Anyway, behind this smokescreen of trying to look as if they are doing something, they will look at the ‘best research evidence’ (although no definition of ‘best’). But why do they go and spoil it all by talking about ‘clinical experience’ and ‘patient values’? That wouldn’t be a cynical attempt to smother the scientific evidence for the lack of efficacy for chiropractic with the results of customer satisfaction surveys, would it?
They can do all that if they want, but it is a diversion from the main ‘problem’ here: that the current level of substantiation is a tad higher than customer satisfaction and chiropractors biased experiences.
As I write this, the BCA have released their ‘plethora’ of evidence for chiropractic.

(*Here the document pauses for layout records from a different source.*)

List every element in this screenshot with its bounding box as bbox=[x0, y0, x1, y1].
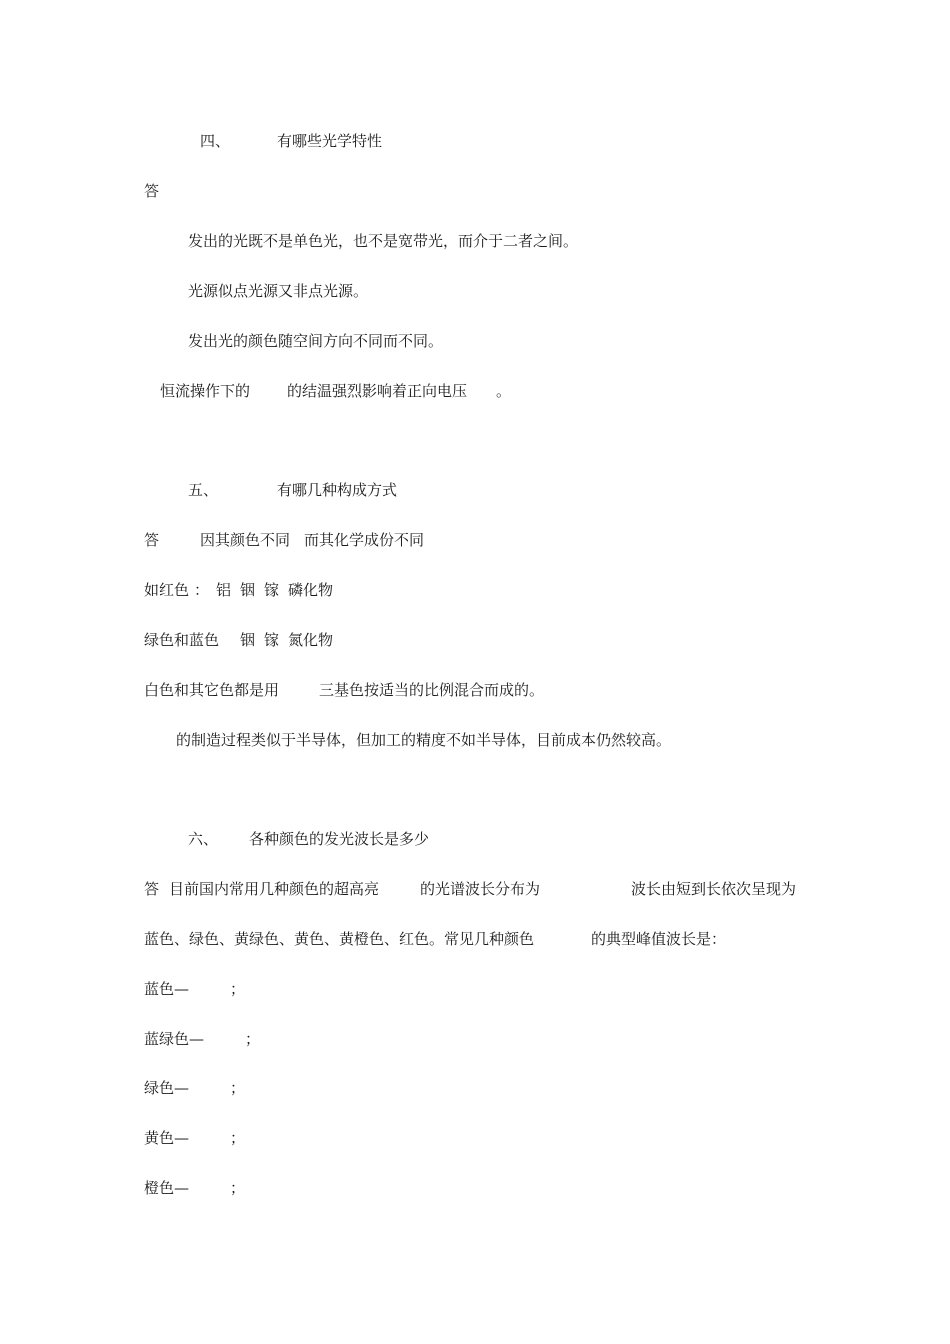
wavelength-item-label: 蓝色— bbox=[144, 980, 190, 998]
wavelength-item-separator: ； bbox=[230, 980, 246, 998]
wavelength-item-separator: ； bbox=[230, 1129, 246, 1147]
wavelength-item-separator: ； bbox=[230, 1179, 246, 1197]
wavelength-item-label: 黄色— bbox=[144, 1129, 190, 1147]
section4-answer-label: 答 bbox=[144, 182, 160, 200]
section4-number: 四、 bbox=[200, 132, 231, 150]
red-material-3: 镓 bbox=[264, 581, 280, 599]
green-blue-label: 绿色和蓝色 bbox=[144, 631, 220, 649]
section6-answer-2-part-a: 蓝色、绿色、黄绿色、黄色、黄橙色、红色。常见几种颜色 bbox=[144, 930, 535, 948]
wavelength-item-separator: ； bbox=[245, 1030, 261, 1048]
section6-answer-1-part-c: 波长由短到长依次呈现为 bbox=[631, 880, 797, 898]
section5-title: 有哪几种构成方式 bbox=[277, 481, 398, 499]
section5-process-line: 的制造过程类似于半导体，但加工的精度不如半导体，目前成本仍然较高。 bbox=[176, 731, 672, 749]
green-blue-material-2: 镓 bbox=[264, 631, 280, 649]
section5-answer-part-b: 而其化学成份不同 bbox=[304, 531, 425, 549]
section6-title: 各种颜色的发光波长是多少 bbox=[249, 830, 430, 848]
red-separator: ： bbox=[194, 581, 210, 599]
section5-number: 五、 bbox=[188, 481, 219, 499]
wavelength-item-label: 橙色— bbox=[144, 1179, 190, 1197]
green-blue-material-3: 氮化物 bbox=[288, 631, 334, 649]
section4-point-1: 发出的光既不是单色光，也不是宽带光，而介于二者之间。 bbox=[188, 232, 579, 250]
wavelength-item-separator: ； bbox=[230, 1079, 246, 1097]
section4-point-4-part-c: 。 bbox=[496, 382, 512, 400]
section5-answer-label: 答 bbox=[144, 531, 160, 549]
section6-answer-label: 答 bbox=[144, 880, 160, 898]
section4-point-4-part-a: 恒流操作下的 bbox=[160, 382, 251, 400]
white-line-part-b: 三基色按适当的比例混合而成的。 bbox=[319, 681, 545, 699]
section6-answer-2-part-b: 的典型峰值波长是： bbox=[591, 930, 727, 948]
wavelength-item-label: 蓝绿色— bbox=[144, 1030, 205, 1048]
section5-answer-part-a: 因其颜色不同 bbox=[200, 531, 291, 549]
section6-answer-1-part-b: 的光谱波长分布为 bbox=[420, 880, 541, 898]
red-material-1: 铝 bbox=[216, 581, 232, 599]
wavelength-item-label: 绿色— bbox=[144, 1079, 190, 1097]
red-material-4: 磷化物 bbox=[288, 581, 334, 599]
red-label: 如红色 bbox=[144, 581, 190, 599]
section4-point-2: 光源似点光源又非点光源。 bbox=[188, 282, 369, 300]
section6-answer-1-part-a: 目前国内常用几种颜色的超高亮 bbox=[169, 880, 380, 898]
section6-number: 六、 bbox=[188, 830, 219, 848]
section4-title: 有哪些光学特性 bbox=[277, 132, 383, 150]
white-line-part-a: 白色和其它色都是用 bbox=[144, 681, 280, 699]
red-material-2: 铟 bbox=[240, 581, 256, 599]
section4-point-3: 发出光的颜色随空间方向不同而不同。 bbox=[188, 332, 444, 350]
green-blue-material-1: 铟 bbox=[240, 631, 256, 649]
section4-point-4-part-b: 的结温强烈影响着正向电压 bbox=[287, 382, 468, 400]
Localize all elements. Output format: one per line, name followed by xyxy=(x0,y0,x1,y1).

As can be expected, this will be taken apart in the coming days with the usual critical eye.
While this goes on, I note the first item they offer in ‘evidence’ m’lud is the entry in the GCC’s glossary for ‘evidence-based care’:
clinical practice that incorporates the best evidence from research, the preferences of the patient and the expertise of practitioners (including the individual her/himself).
Not entirely dissimilar to the GCC’s pronouncement.

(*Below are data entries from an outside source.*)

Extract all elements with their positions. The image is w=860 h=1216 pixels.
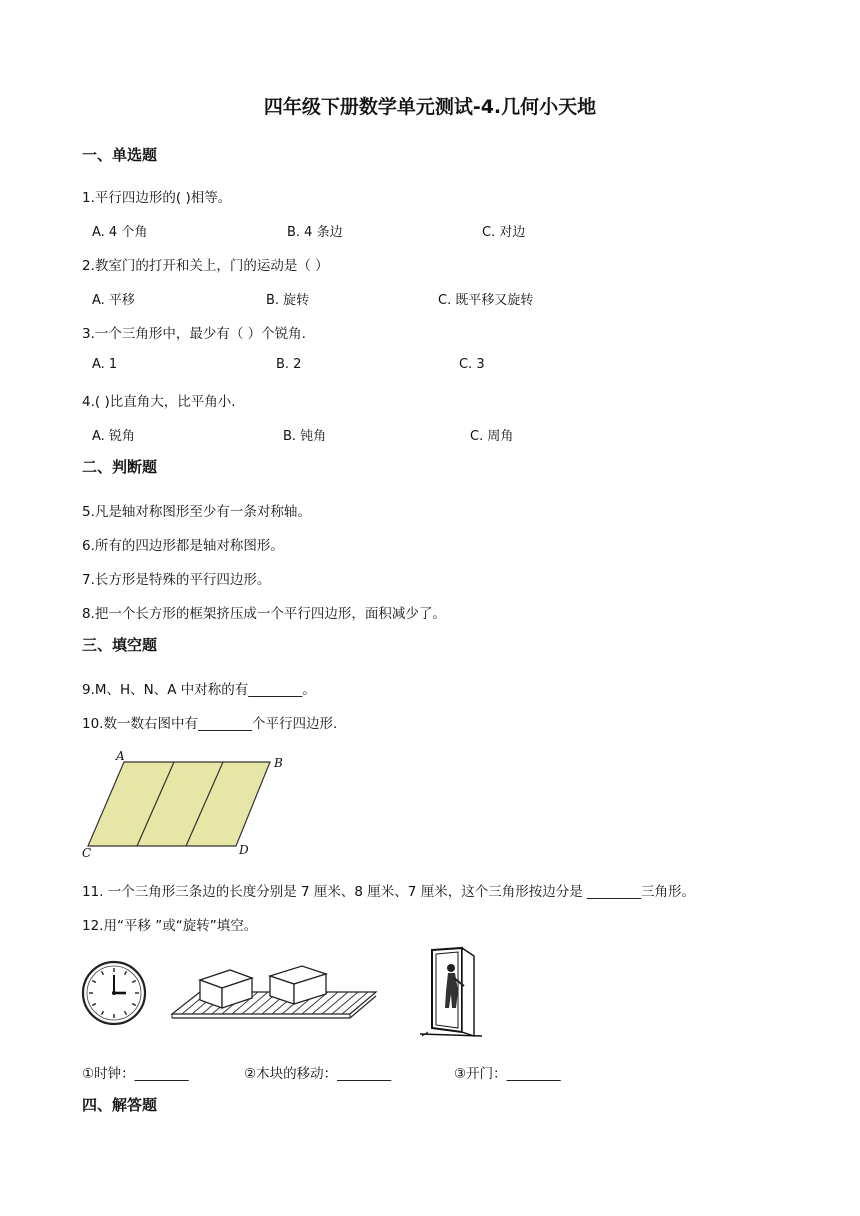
question-8: 8.把一个长方形的框架挤压成一个平行四边形，面积减少了。	[82, 606, 446, 622]
clock-icon	[80, 958, 148, 1028]
label-c: C	[82, 846, 92, 860]
question-6: 6.所有的四边形都是轴对称图形。	[82, 538, 284, 554]
q12-blank-clock: ①时钟：________	[82, 1066, 189, 1082]
question-1: 1.平行四边形的( )相等。	[82, 190, 232, 206]
section-heading-solve: 四、解答题	[82, 1096, 158, 1114]
label-d: D	[239, 843, 249, 857]
question-9: 9.M、H、N、A 中对称的有________。	[82, 682, 316, 698]
label-a: A	[116, 749, 125, 763]
parallelogram-figure	[80, 748, 290, 860]
q2-option-c: C. 既平移又旋转	[438, 293, 534, 308]
question-7: 7.长方形是特殊的平行四边形。	[82, 572, 271, 588]
q4-option-b: B. 钝角	[283, 429, 327, 444]
q4-option-a: A. 锐角	[92, 429, 135, 444]
q3-option-c: C. 3	[459, 357, 485, 372]
q1-option-a: A. 4 个角	[92, 225, 148, 240]
page-title: 四年级下册数学单元测试-4.几何小天地	[263, 96, 597, 118]
q1-option-c: C. 对边	[482, 225, 526, 240]
question-4: 4.( )比直角大，比平角小.	[82, 394, 236, 410]
label-b: B	[274, 756, 283, 770]
question-3: 3.一个三角形中，最少有（ ）个锐角.	[82, 326, 306, 342]
q3-option-b: B. 2	[276, 357, 302, 372]
q2-option-b: B. 旋转	[266, 293, 310, 308]
question-11: 11. 一个三角形三条边的长度分别是 7 厘米、8 厘米、7 厘米，这个三角形按边分是 ________三角形。	[82, 884, 695, 900]
question-10: 10.数一数右图中有________个平行四边形.	[82, 716, 338, 732]
door-illustration	[418, 946, 484, 1038]
q12-blank-blocks: ②木块的移动：________	[244, 1066, 392, 1082]
q2-option-a: A. 平移	[92, 293, 135, 308]
q3-option-a: A. 1	[92, 357, 118, 372]
section-heading-true-false: 二、判断题	[82, 458, 158, 476]
q12-blank-door: ③开门：________	[454, 1066, 561, 1082]
wooden-blocks-illustration	[170, 966, 376, 1022]
question-12: 12.用“平移 ”或“旋转”填空。	[82, 918, 258, 934]
section-heading-fill-blank: 三、填空题	[82, 636, 158, 654]
question-5: 5.凡是轴对称图形至少有一条对称轴。	[82, 504, 311, 520]
section-heading-single-choice: 一、单选题	[82, 146, 158, 164]
q1-option-b: B. 4 条边	[287, 225, 343, 240]
q4-option-c: C. 周角	[470, 429, 514, 444]
question-2: 2.教室门的打开和关上，门的运动是（ ）	[82, 258, 329, 274]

However, given that they choose to quote from the GCC’s CoP, I wonder why they missed out this bit:
C1.6 may publicise their practices or permit another person to do so consistent with the law and the guidance issued by the Advertising Standards Authority. If chiropractors, or others on their behalf, do publicise, the information used must be factual and verifiable. The information must not be misleading or inaccurate in any way. It must not, in any way, abuse the trust of members of the public nor exploit their lack of experience or knowledge about either health or chiropractic matters. It must not put pressure on people to use chiropractic.
Or the ASA guidance the CoP refers to:
Medical and scientific claims made about beauty and health-related products should be backed by evidence … Substantiation will be assessed by the ASA on the basis of the available scientific knowledge.
Or this bit:
Marketers should hold robust evidence for all claims.
Or this bit:
To date, the only serious medical condition to which CAP and the ASA accept chiropractors may refer is migraine (not headaches).
Or this bit:
But CAP has accepted in the past that chiropractors may claim to help: aches and pains, arthritic pain, backache, back pain, circulatory problems, cramp, digestion problems, joint pains, lumbago, muscle spasms, neuralgia, fibromyalgia, inability to relax, rheumatic pain, rheumatism, minor sports injuries and tension (see General List in the Help Note on Health, Beauty and Slimming Marketing Communications that Refers to Medical Conditions).
Practitioners claiming to treat such conditions would be expected to hold evidence.
Now, they’re not cherry-picking, are they?